I have an Arduino that has an Ethernet shield and I'd like to have a log of events so I can see if it's operating they way I expect. The Arduino is not located near me, so I can't use serial monitor. I'd like to use the Ethernet shield to post events somewhere online, then I could go to a URL and see what was posted. I want it to be a running log. For example, at 8AM it might post 1 event, at 8:30 a second. If I went to the URL at 9:00, I'd see both events in the log. I don't want to go to one URL for the first event and a different URL for the 2nd. I know for posting code there are services like PostBin. Is there anything out there that could do this?
Yes. I use an Apache server using php/MySQL. There are several threads on the forum that cover this.

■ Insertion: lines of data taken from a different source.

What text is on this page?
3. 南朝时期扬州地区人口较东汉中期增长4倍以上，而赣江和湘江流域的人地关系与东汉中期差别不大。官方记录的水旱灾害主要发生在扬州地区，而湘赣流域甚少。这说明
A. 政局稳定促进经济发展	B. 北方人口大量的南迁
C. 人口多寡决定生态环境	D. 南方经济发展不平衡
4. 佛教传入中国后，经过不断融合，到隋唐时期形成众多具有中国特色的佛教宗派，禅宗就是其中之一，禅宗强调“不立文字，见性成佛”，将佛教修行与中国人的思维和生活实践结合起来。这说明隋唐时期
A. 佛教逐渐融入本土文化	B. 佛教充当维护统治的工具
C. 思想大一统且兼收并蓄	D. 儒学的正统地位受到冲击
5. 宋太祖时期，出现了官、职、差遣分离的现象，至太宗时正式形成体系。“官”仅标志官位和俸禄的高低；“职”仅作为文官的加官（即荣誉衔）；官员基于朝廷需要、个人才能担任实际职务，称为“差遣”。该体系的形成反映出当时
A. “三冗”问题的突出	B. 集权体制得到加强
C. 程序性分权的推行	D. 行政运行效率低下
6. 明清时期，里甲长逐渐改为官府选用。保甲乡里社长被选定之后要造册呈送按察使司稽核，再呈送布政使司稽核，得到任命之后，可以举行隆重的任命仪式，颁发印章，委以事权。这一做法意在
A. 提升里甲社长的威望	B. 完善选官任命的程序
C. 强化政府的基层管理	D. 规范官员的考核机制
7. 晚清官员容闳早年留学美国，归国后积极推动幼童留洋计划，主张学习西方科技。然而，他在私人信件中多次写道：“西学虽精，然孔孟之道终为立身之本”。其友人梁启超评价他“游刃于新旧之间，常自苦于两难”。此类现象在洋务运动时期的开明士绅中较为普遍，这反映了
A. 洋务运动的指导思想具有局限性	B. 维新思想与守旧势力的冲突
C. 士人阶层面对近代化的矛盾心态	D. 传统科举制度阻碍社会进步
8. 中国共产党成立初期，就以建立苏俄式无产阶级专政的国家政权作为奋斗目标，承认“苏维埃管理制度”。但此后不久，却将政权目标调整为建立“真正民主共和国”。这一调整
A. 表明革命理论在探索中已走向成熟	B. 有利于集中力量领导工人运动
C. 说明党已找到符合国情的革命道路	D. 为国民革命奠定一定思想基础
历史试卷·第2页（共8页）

You could make the Arduino be a server, and serve up a log file that it maintains on an SD card.
If that won't work, getting a domain name and standing up your own server, with PHP and MySQL, is not that difficult or expensive, and you'd learn a ton of stuff.
I was thinking about the SD card + Webserver as an option if there wasn't an easier way.
I was also thinking about posting text to a Google doc spreadsheet via a form. I did this with another project and it worked well for a couple weeks, but then it just stopped working. I couldn't insert any more data into the spreadsheet. I only had a couple hundred rows in the spreadsheet. Even when I deleted a lot of the old data, it wouldn't start working again.
I figured it wouldn't be too hard to 'install' Apache and MySQL on a server, but I assumed that it would be pretty hard to then actually get it working as described above for someone like me who doesn't know anything about Apache and MySQL. Maybe I'm wrong and there are some good tutorials out there.
Don't overlook Cosm: https://cosm.com -- especially as there are ready-to-go sample sketches and your application is right in their sweet spot.
Having said that, you can learn a lot by setting up and running your own server, and writing services in PHP or whatever. Why not do both?
-br
I figured it wouldn't be too hard to 'install' Apache and MySQL on a server, but I assumed that it would be pretty hard to then actually get it working as described above for someone like me who doesn't know anything about Apache and MySQL. Maybe I'm wrong and there are some good tutorials out there.
Sounds like a good opportunity to learn. You can even test everything locally, without the Arduino knowing what you are doing. When the server works from a browser, then the Arduino can connect to it, and make GET requests, too. The GET request that the Arduino and the browser make are, under the covers, identical. The PHP script parses the data and INSERTs that data in the MySQL database.
MySQL can time stamp the entries, so that the Arduino/browser/user doesn't need to.